Syrian President Bashar al-Assad Wednesday ordered a referendum for later this month on a new constitution that would open the way to political parties other than the ruling Baath Party.

The referendum was announced on Syrian state TV, The Associated Press reported.

Amendments to Syria’s constitution once were a key demand by the opposition at the start of the country’s 11-month-old uprising.

The current Syrian constitution enshrines Assad’s Baath Party as the leader of the state. But according to the new draft, obtained by The Associated Press, “the state’s political system is based on political pluralism and power is practiced democratically through voting.”

The draft also says the president can hold office only for a maximum of two seven-year terms. Assad, who inherited power from his father, has been in power for nearly 12 years.

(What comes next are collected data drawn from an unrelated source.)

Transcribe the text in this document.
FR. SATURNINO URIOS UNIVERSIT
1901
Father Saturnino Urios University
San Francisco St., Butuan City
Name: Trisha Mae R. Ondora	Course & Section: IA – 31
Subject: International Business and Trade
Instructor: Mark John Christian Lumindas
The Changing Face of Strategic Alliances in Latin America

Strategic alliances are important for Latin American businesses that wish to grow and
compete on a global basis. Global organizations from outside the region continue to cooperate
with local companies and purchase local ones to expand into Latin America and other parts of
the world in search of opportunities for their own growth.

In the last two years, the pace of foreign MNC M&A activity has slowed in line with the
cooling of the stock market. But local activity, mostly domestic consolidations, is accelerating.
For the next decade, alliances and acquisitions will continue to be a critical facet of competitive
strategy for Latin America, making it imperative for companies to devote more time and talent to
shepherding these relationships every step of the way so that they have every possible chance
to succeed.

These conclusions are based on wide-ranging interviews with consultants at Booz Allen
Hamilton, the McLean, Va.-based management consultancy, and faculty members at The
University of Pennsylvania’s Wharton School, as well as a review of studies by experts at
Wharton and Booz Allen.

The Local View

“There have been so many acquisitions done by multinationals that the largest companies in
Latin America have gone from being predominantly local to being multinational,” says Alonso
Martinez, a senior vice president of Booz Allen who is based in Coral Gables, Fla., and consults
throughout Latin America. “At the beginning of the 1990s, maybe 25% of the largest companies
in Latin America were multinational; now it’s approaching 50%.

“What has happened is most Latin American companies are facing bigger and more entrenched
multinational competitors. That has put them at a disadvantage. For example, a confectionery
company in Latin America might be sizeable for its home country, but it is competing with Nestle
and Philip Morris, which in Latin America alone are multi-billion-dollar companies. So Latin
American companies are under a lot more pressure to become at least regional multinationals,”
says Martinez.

His father, Hafez, ruled for 30 years.

Syria has been experiencing unrest ever since mid-March 2011, with demonstrations being held both against and in support of President Assad’s government.

On October 7, Deputy Foreign Minister Faysal Mekdad said around 1,100 members of the security forces and ordinary citizens had been killed by armed groups in the first seven months of the unrest, which began on March 15.

The United Nations says 5,000 people, many of them members of the security forces, have been killed during the unrest.

The Syrian government says outlaws, saboteurs, and armed terrorists are the driving factor behind the unrest and deadly violence while the opposition accuses the security forces of being behind the killings.

The Syrian government also says that the chaos is being orchestrated from outside the country and the security forces have been given clear instructions not to harm civilians.

In addition, Syrian state TV has broadcast reports showing seized weapons caches and confessions by terrorist elements describing how they obtained arms from foreign sources.

Some parts of the Arab League team’s confidential report prepared during the group’s initial presence in Syria leaked recently, showing that armed terrorists were responsible for most of the violence and that the government had fully cooperated with the mission and facilitated its work.